A Centrist Approach to Sports Reform

Knight Commission seeks a cooperative rather than confrontational role, citing atmosphere of change within the NCAA.
May 24, 2005

It's not as if the Knight Foundation Commission on Intercollegiate Athletics was a firebrand group in its first incarnation 15 years ago; it was, after all, headed by the presidents of the University of North Carolina and Notre Dame, William C. Friday and the Rev. Theodore M. Hesburgh, old school gentlemen if there ever were.

But established as it was amid a growing sense that big-time college sports were veering out of control, the panel of college presidents, corporate leaders and others had a clear mission: putting pressure on the National Collegiate Athletic Association to clean up its own act before Congress stepped in to do it for them. And with a set of reports in the early 1990s, the commission had a significant effect, helping to motivate a series of changes in the NCAA's academic and other rules over the past decade.

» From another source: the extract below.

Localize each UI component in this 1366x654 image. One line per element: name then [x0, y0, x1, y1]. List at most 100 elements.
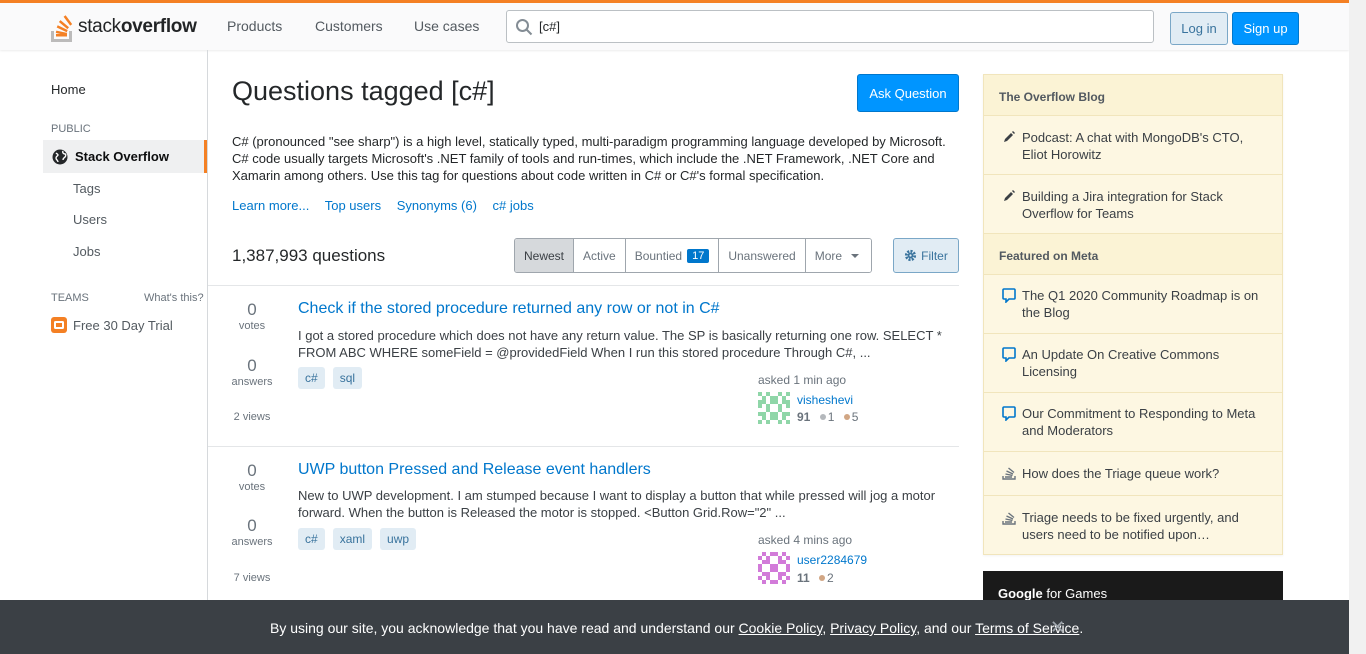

Ever since it announced its return to the scene in 2001, though, the commission has struggled to find a voice. As it met Monday for the first time under its new leader, Thomas K. Hearn Jr., the former president of Wake Forest University, the panel still seemed to be searching for its appropriate role in an era in which the NCAA is led by a former college president and has made progress -- exactly how much is widely debated -- on some issues central to the commission last time around, particularly the comparatively poor academic progress of athletes in football and, especially, basketball.

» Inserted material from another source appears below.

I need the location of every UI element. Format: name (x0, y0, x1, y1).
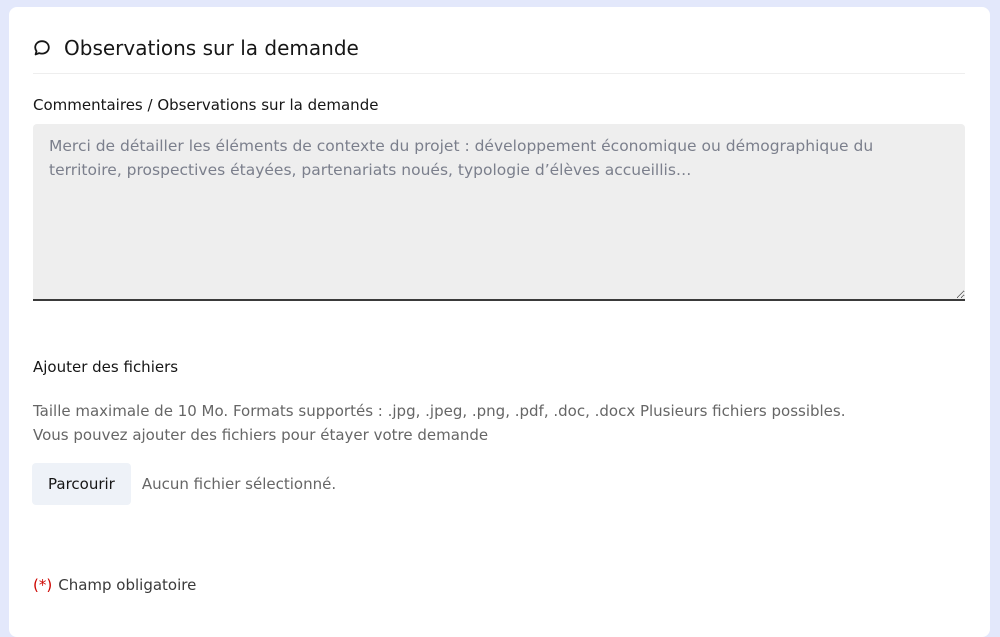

Throughout its daylong meeting -- which included a private session with Myles Brand, the NCAA's president, and a public discussion with the commissioners of several major conferences -- and in a news conference afterward, the panel's leaders made clear that they see it collaborating with rather than challenging the NCAA, given what Hearn called the "marked change in the atmosphere" within the association. 

"This is a time of transition for the Knight Commission," said Hearn, who during the 1980s and early 1990s stood out among college presidents as one of the most vocal and passionate proponents for meaningful change in big-time college sports. "We are seeking to put ourselves in a place where we could be maximally useful to the plans that the NCAA has." 

The commission's relatively upbeat assessment of the current status of big-time college sports was particularly notable during the discussion with the conference commissioners, several of whom said they believed that sports officials had received too little credit for progress they had made in tackling some of the bigger problems of a decade or more ago, like excessive rule breaking. 

"The enterprise has not really gotten the credit it needs to get for what we've done in terms of compliance with regulations," said Jim Delany, commissioner of the Big Ten Conference, who appeared along with Britton Banowsky of Conference USA, Carolyn Schlie Femovich of the Patriot League, Michael Slive of the Southeastern Conference, and John Swofford of the Atlantic Coast Conference.

Several Knight Commission members joined Delany in self-congratulation. "I am so weary of people complaining about the fact that reform is not working," said Peter Likins, president of the University of Arizona. "We need to celebrate our ... accomplishments more than we do," added Michael F. Adams, president of the University of Georgia.

Neither the league commissioners nor the Knight commissioners implied that they believed college sports doesn't still have its problems, and substantial ones at that. But in general, they seemed to coalesce around the centrist approach of what Delany called "incremental change" rather than "seismic, earthquake-like" reform. 

The Knight panel "set an aggressive agenda in the early '90s," Delany said in an interview. "Now it seems like it's going to be more collaborative -- more like a think tank with ideas and concepts."

Brand, the NCAA president, credited the Knight panel's "ground-breaking report" in 1991 with prodding the NCAA to firmly entrench college presidents atop its administrative structure and taking other steps to try to restore academic and financial integrity to the enterprise. "Now its role has changed," Brand said. "Because we have a robust reform movement, this can become a group that supports and is actively engaged in supporting that movement, which still raising hard questions when necessary."

Brand said the commission could play a useful role both in taking on those groups that actively oppose efforts to rein in the excesses of big-time sports and in providing a more realistic and balanced counterpoint to faculty critics like the Drake Group -- which the NCAA chief termed "radical" -- that he said has the goal of "dislodging intercollegiate athletics from higher education."

The danger for the Knight Commission is that one person’s "realism" is another’s toothlessness.
Carol A. Cartwright, president of Kent State University and a member of the Knight panel, seemed to recognize that danger. “The outside pressure that the Knight Commission brought to bear in the past caused a number of groups to take seriously issues like presidential control, and now that they have, there’s no point in taking the position that outside pressure has to be kept up at the same level as before.

“When we have a shared agenda,” she added, “we want to be cooperative. But the commission will be taking on new issues as we see them, and it may be that we have to take on that pressure-point role again. We’re reserving that right for ourselves.”